I’ve tried the trick all weekend, and it really changes your outlook. Just sitting around with a sleepy child in your arms is great any way you look at it. But if you picture yourself as someone whose child has grown up — if you imagine yourself as an older man, who would give the world to be back in that chair with that child in his arms — it makes you realize how important the moment is. And you appreciate it more.

Like any epiphany, I know that this will pass, to be remembered only from time to time. I hope I remember it often, when routine is wearing on me.

But there are times I actively need to forget it, because this outlook promotes a sort of hedonism. For example, right now, I need to clean the house — but that’s not really what I would choose to do if I were sent here from the future.

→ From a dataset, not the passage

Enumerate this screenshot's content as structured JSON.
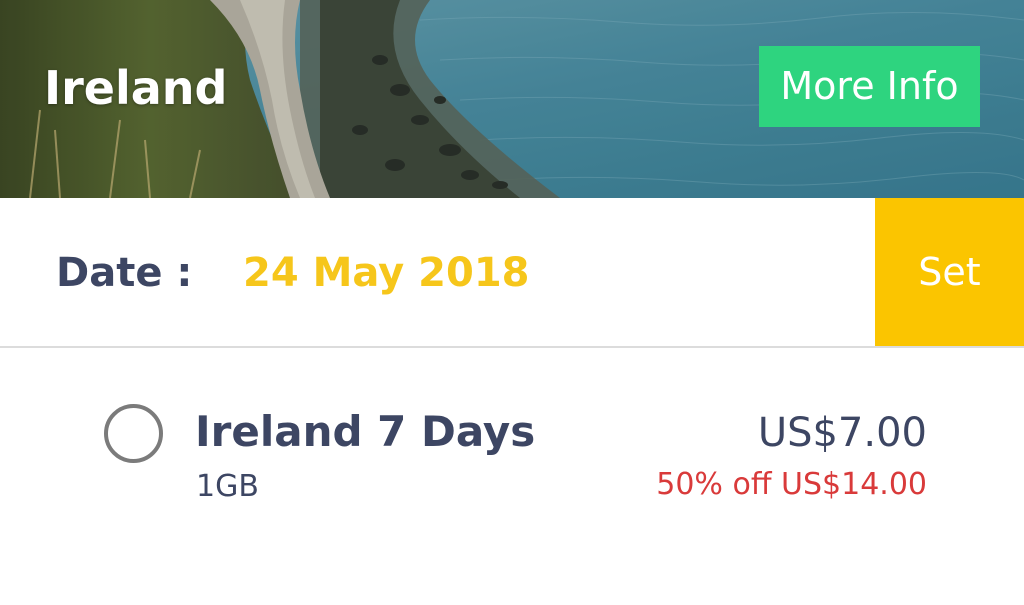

Oh, well. I’m going to clean up anyway. I think the guy from the future would understand — sometimes, you just gotta do what you gotta do. I can hear my future self in my head right now. He says to make a nice cup of coffee and put on some music while I do it, and take some breaks to play with the kids. Enjoy the chores as well as the easy and fun moments, I hear him saying. Some day, you’ll miss even the chores. Some day, you’ll miss almost everything about your life the way it is right now.